The team’s data pool also reflected the medical center’s ongoing pressure ulcer initiatives, which were able to reduce the incidence of ulcers across the system by 40 percent during the four-year study.
“This research is such a good example of how research can positively contribute to improving clinical care,” noted Moffatt-Bruce, also an associate professor of surgery with Ohio State’s College of Medicine. “While the study and our improvement efforts were running in parallel, it made us all more sensitive to the fact that ICU patients need more scrutiny, and that there are probably other clinical signs we need to find that could help us prevent ulcers in those patients.”
Vermillion says she and her team are doing just that.
“Before, we had experience telling us that the Braden didn’t fully meet our needs. Now we have the data confirming that. Armed with this information and by continuing to use the EMR, we’re beginning to identify factors unique to ICU patients, such as ventilator status, that can help us better predict which patients are really at risk.”
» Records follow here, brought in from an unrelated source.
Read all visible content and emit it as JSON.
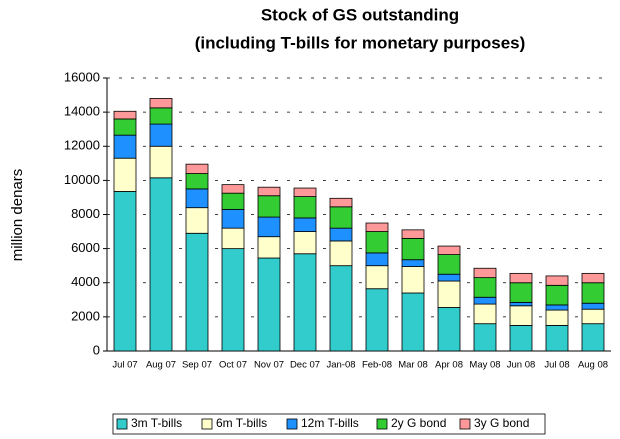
{
  "chart_data": {
    "type": "bar",
    "stacked": true,
    "title": "Stock of GS outstanding",
    "subtitle": "(including T-bills for monetary purposes)",
    "y_label": "million denars",
    "categories": [
      "Jul 07",
      "Aug 07",
      "Sep 07",
      "Oct 07",
      "Nov 07",
      "Dec 07",
      "Jan-08",
      "Feb-08",
      "Mar 08",
      "Apr 08",
      "May 08",
      "Jun 08",
      "Jul 08",
      "Aug 08"
    ],
    "series": [
      {
        "name": "3m T-bills",
        "color": "#33cccc",
        "values": [
          9350,
          10150,
          6900,
          6000,
          5450,
          5700,
          5000,
          3650,
          3400,
          2550,
          1600,
          1500,
          1500,
          1600
        ]
      },
      {
        "name": "6m T-bills",
        "color": "#ffffcc",
        "values": [
          1950,
          1850,
          1500,
          1200,
          1250,
          1300,
          1450,
          1350,
          1550,
          1550,
          1150,
          1150,
          900,
          850
        ]
      },
      {
        "name": "12m T-bills",
        "color": "#1e90ff",
        "values": [
          1350,
          1300,
          1100,
          1100,
          1150,
          800,
          750,
          750,
          400,
          400,
          400,
          200,
          300,
          350
        ]
      },
      {
        "name": "2y G bond",
        "color": "#33cc33",
        "values": [
          950,
          950,
          900,
          950,
          1250,
          1250,
          1250,
          1250,
          1250,
          1150,
          1150,
          1150,
          1150,
          1200
        ]
      },
      {
        "name": "3y G bond",
        "color": "#ff9999",
        "values": [
          450,
          550,
          550,
          500,
          500,
          500,
          500,
          500,
          500,
          500,
          550,
          550,
          550,
          550
        ]
      }
    ],
    "ylim": [
      0,
      16000
    ],
    "yticks": [
      0,
      2000,
      4000,
      6000,
      8000,
      10000,
      12000,
      14000,
      16000
    ],
    "grid": true,
    "legend": "bottom"
  }
}
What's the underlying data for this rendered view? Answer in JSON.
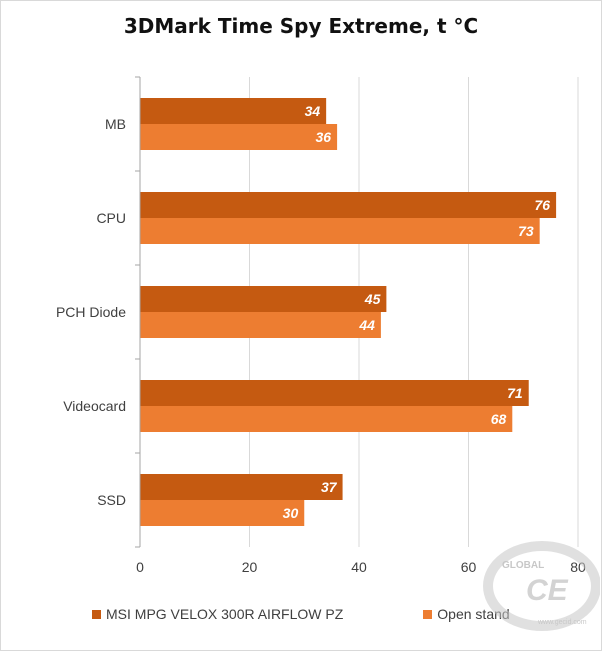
{
  "chart_data": {
    "type": "bar",
    "orientation": "horizontal",
    "title": "3DMark Time Spy Extreme, t °C",
    "categories": [
      "MB",
      "CPU",
      "PCH Diode",
      "Videocard",
      "SSD"
    ],
    "series": [
      {
        "name": "MSI MPG VELOX 300R AIRFLOW PZ",
        "values": [
          34,
          76,
          45,
          71,
          37
        ],
        "color": "#c55a11"
      },
      {
        "name": "Open stand",
        "values": [
          36,
          73,
          44,
          68,
          30
        ],
        "color": "#ed7d31"
      }
    ],
    "xlim": [
      0,
      80
    ],
    "xticks": [
      "0",
      "20",
      "40",
      "60",
      "80"
    ],
    "grid": true,
    "legend_position": "bottom",
    "xlabel": "",
    "ylabel": ""
  },
  "watermark": {
    "brand": "GLOBAL",
    "url": "www.gecid.com"
  }
}
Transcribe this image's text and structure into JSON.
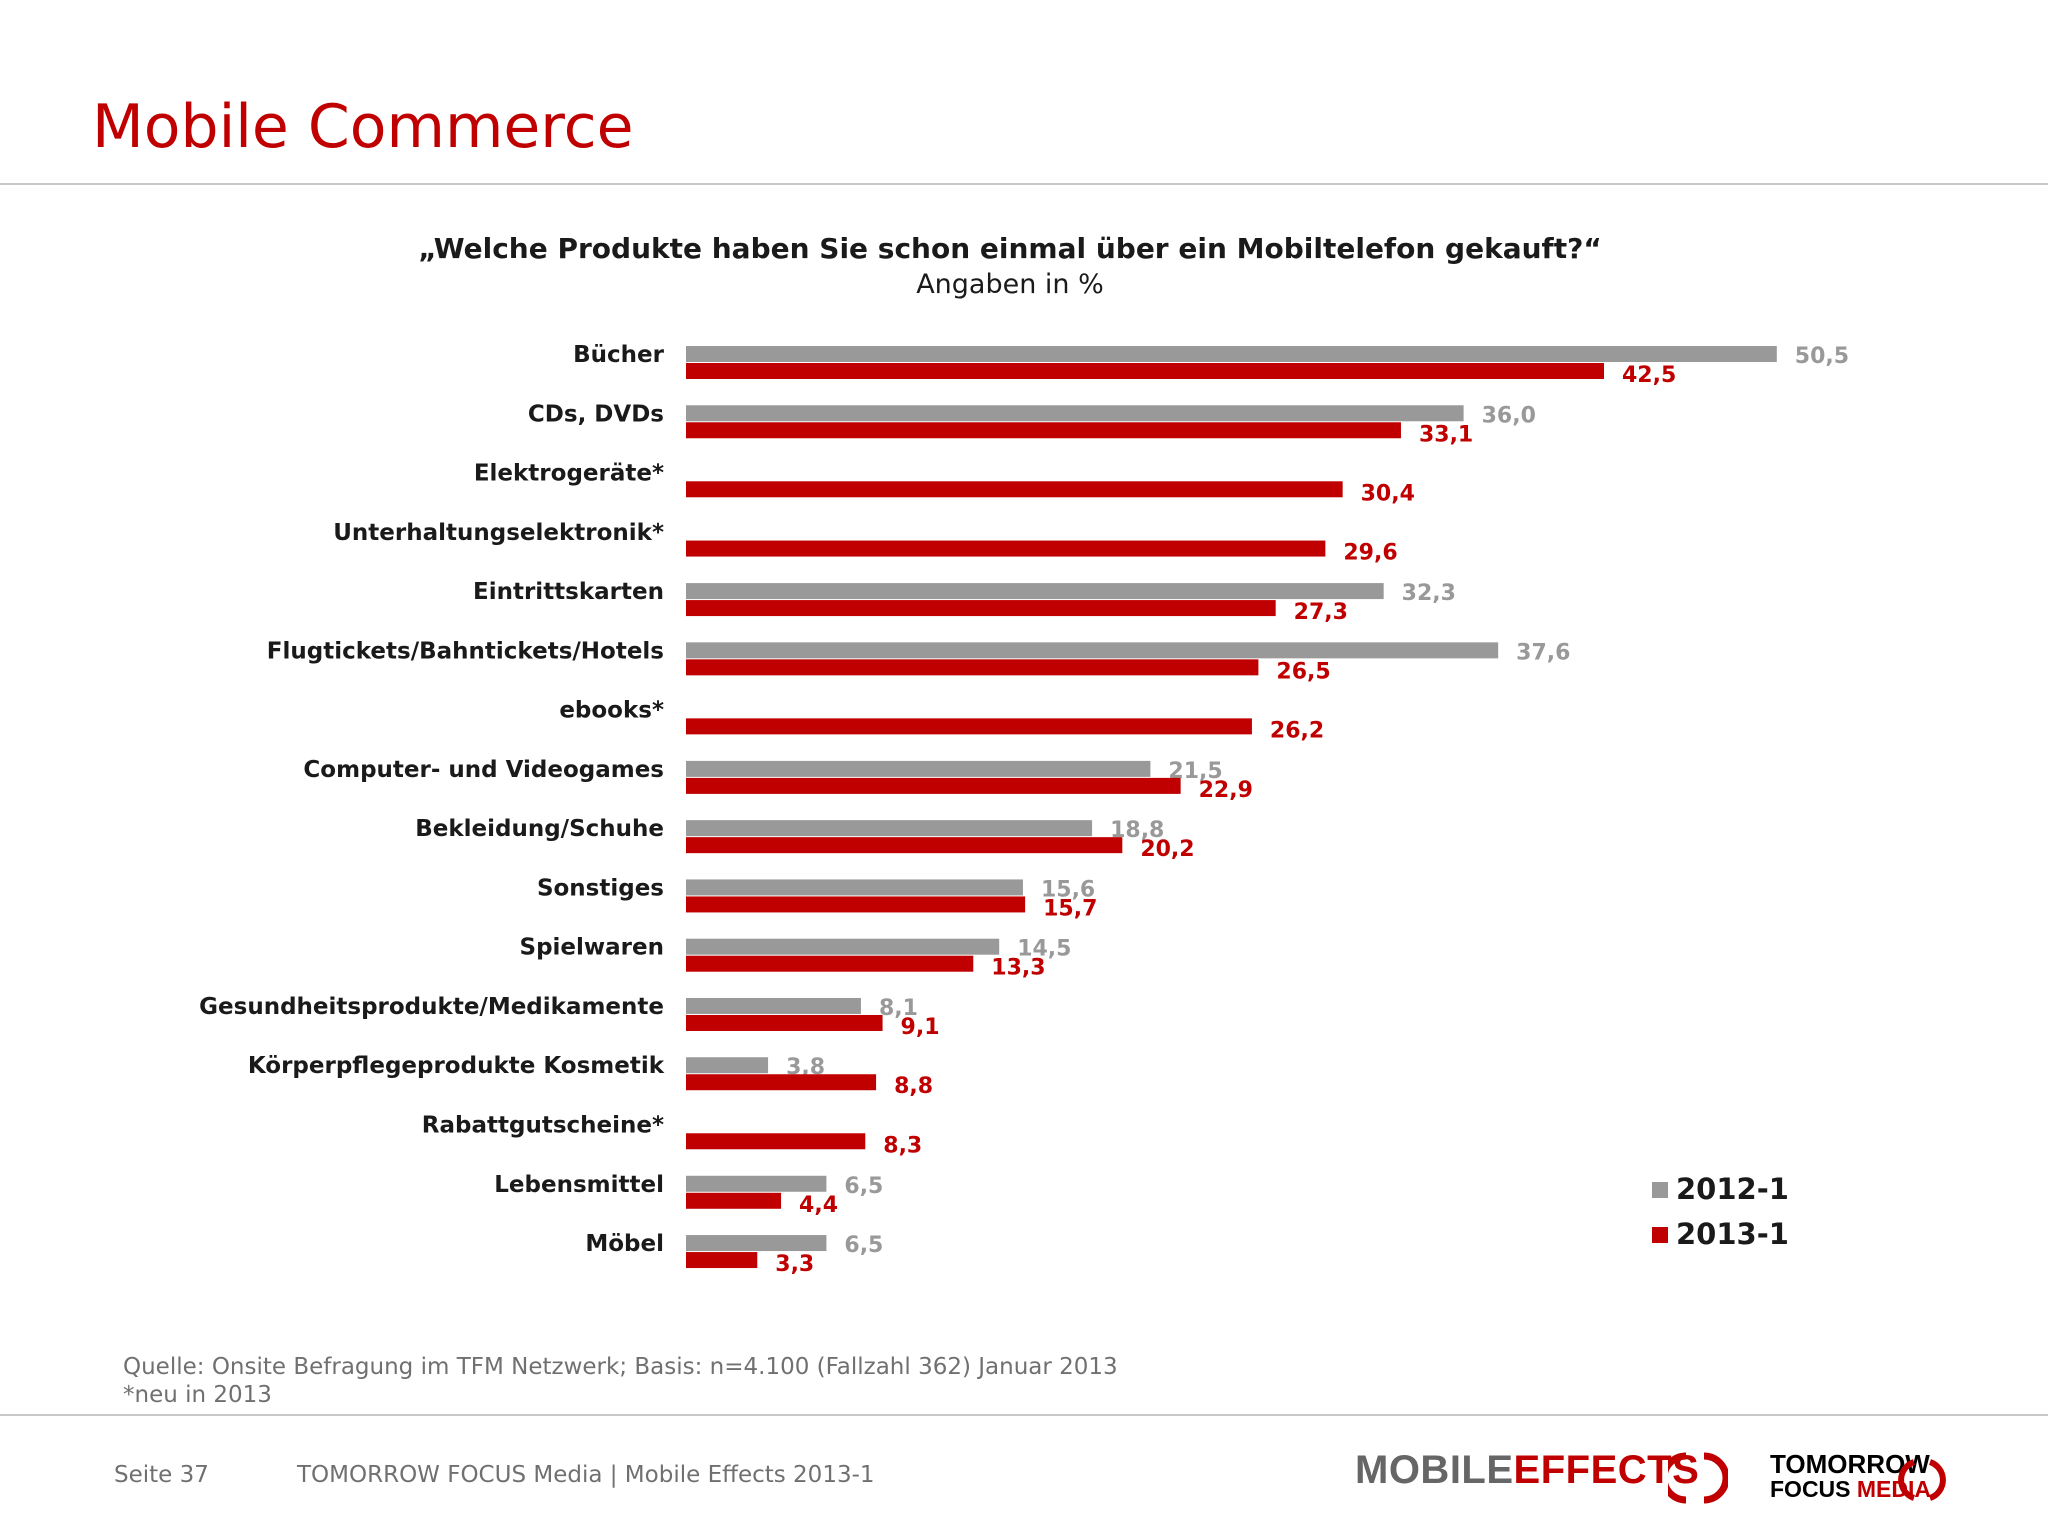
{
  "header": {
    "title": "Mobile Commerce"
  },
  "chart_data": {
    "type": "bar",
    "orientation": "horizontal",
    "title": "„Welche Produkte haben Sie schon einmal über ein Mobiltelefon gekauft?“",
    "subtitle": "Angaben in %",
    "categories": [
      "Bücher",
      "CDs, DVDs",
      "Elektrogeräte*",
      "Unterhaltungselektronik*",
      "Eintrittskarten",
      "Flugtickets/Bahntickets/Hotels",
      "ebooks*",
      "Computer- und Videogames",
      "Bekleidung/Schuhe",
      "Sonstiges",
      "Spielwaren",
      "Gesundheitsprodukte/Medikamente",
      "Körperpflegeprodukte Kosmetik",
      "Rabattgutscheine*",
      "Lebensmittel",
      "Möbel"
    ],
    "series": [
      {
        "name": "2012-1",
        "color": "#999999",
        "values": [
          50.5,
          36.0,
          null,
          null,
          32.3,
          37.6,
          null,
          21.5,
          18.8,
          15.6,
          14.5,
          8.1,
          3.8,
          null,
          6.5,
          6.5
        ],
        "labels": [
          "50,5",
          "36,0",
          "",
          "",
          "32,3",
          "37,6",
          "",
          "21,5",
          "18,8",
          "15,6",
          "14,5",
          "8,1",
          "3,8",
          "",
          "6,5",
          "6,5"
        ]
      },
      {
        "name": "2013-1",
        "color": "#c00000",
        "values": [
          42.5,
          33.1,
          30.4,
          29.6,
          27.3,
          26.5,
          26.2,
          22.9,
          20.2,
          15.7,
          13.3,
          9.1,
          8.8,
          8.3,
          4.4,
          3.3
        ],
        "labels": [
          "42,5",
          "33,1",
          "30,4",
          "29,6",
          "27,3",
          "26,5",
          "26,2",
          "22,9",
          "20,2",
          "15,7",
          "13,3",
          "9,1",
          "8,8",
          "8,3",
          "4,4",
          "3,3"
        ]
      }
    ],
    "xlim": [
      0,
      55
    ],
    "grid": false,
    "legend": "bottom-right"
  },
  "source": {
    "line1": "Quelle: Onsite Befragung im TFM Netzwerk; Basis: n=4.100 (Fallzahl 362) Januar 2013",
    "line2": "*neu in 2013"
  },
  "footer": {
    "page": "Seite 37",
    "company": "TOMORROW FOCUS Media  |  Mobile Effects 2013-1"
  },
  "logos": {
    "mobile_effects": {
      "part1": "MOBILE",
      "part2": "EFFECTS"
    },
    "tomorrow_focus": {
      "line1": "TOMORROW",
      "line2a": "FOCUS",
      "line2b": "MEDIA"
    }
  }
}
Vermillion acknowledges that the Braden is still very useful in other clinical settings and in nursing homes, and that ICU nurses will continue to use the scale as a starting point, “and from there, use their observational skills and experience” to reduce pressure ulcer risk in ICU patients.
The research team worked closely with the CCTS Biomedical Informatics core to help formulate the research questions, make decisions about which data sets to request and identify available data. They believe this the first large-scale retrospective study to use EMR to evaluate Braden scale efficacy in an ICU setting, and that it demonstrates a relatively quick and low-cost way to test multiple factors while identifying other criteria which could be validated through smaller prospective studies.
The researchers acknowledge that their study has several limitations, including an overall lower rate of pressure ulcers than similar studies, which could have been the result of coding errors in the EMR, or inconsistencies among nurses using the Branden scale. The researchers also did not examine if the admission Braden scores made a difference in the level of care patients received.